「まりあ…」

「私を、もう一人にしないで…」

どうしてその言葉が自然と口から出たのか。

口の中がしょっぱかった。それが海の潮のせいか、自分の涙のせいかは分からない。
私を見つめる智樹さんの瞳にからも大粒の涙が零れ落ちて行ったから。

暗く染まる海の中、まるで子供の様に泣きじゃくった。 行かないでよ、一人にしないでよ、お母さん。 あの日の子供の様に声を上げて泣いた。

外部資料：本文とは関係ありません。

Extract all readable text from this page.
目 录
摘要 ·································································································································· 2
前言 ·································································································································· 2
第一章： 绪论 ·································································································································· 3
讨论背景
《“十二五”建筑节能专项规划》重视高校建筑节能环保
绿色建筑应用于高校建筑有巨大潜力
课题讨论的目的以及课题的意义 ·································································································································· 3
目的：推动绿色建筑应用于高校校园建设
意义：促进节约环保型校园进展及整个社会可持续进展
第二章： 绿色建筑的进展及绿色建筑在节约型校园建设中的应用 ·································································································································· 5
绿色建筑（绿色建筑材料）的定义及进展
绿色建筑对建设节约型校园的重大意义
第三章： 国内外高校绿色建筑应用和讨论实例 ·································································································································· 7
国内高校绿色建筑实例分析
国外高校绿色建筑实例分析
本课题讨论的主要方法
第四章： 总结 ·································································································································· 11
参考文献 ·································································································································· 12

縺れ合った体を、抱き寄せたのは一体どちらが先だったのだろうか――。


朔夜さんと悠人さんの手に寄って、私達は暗い海から救出される事となった。 半分意識を手放していた智樹さんは虚ろな瞳で、ゆっくりと目を開けた。

「馬鹿野郎…」

智樹さんに手を差し伸べた朔夜さんの瞳が赤くじんわりと滲む。
悠人さんに至っては大泣きで、泣きながら救急車を呼んでいる。

その三人の姿を見て、やはり血は繋がっていなくとも兄弟なのだと感じる。 私と智樹さんの方が、よっぽど歪だ。

結ばれた筈の縁を、自ら解いてしまったようで――ぐちゃぐちゃに絡み合ってしまっても、丁寧に解いていけば

また真っ直ぐに繋がる日は来るのではないだろうか。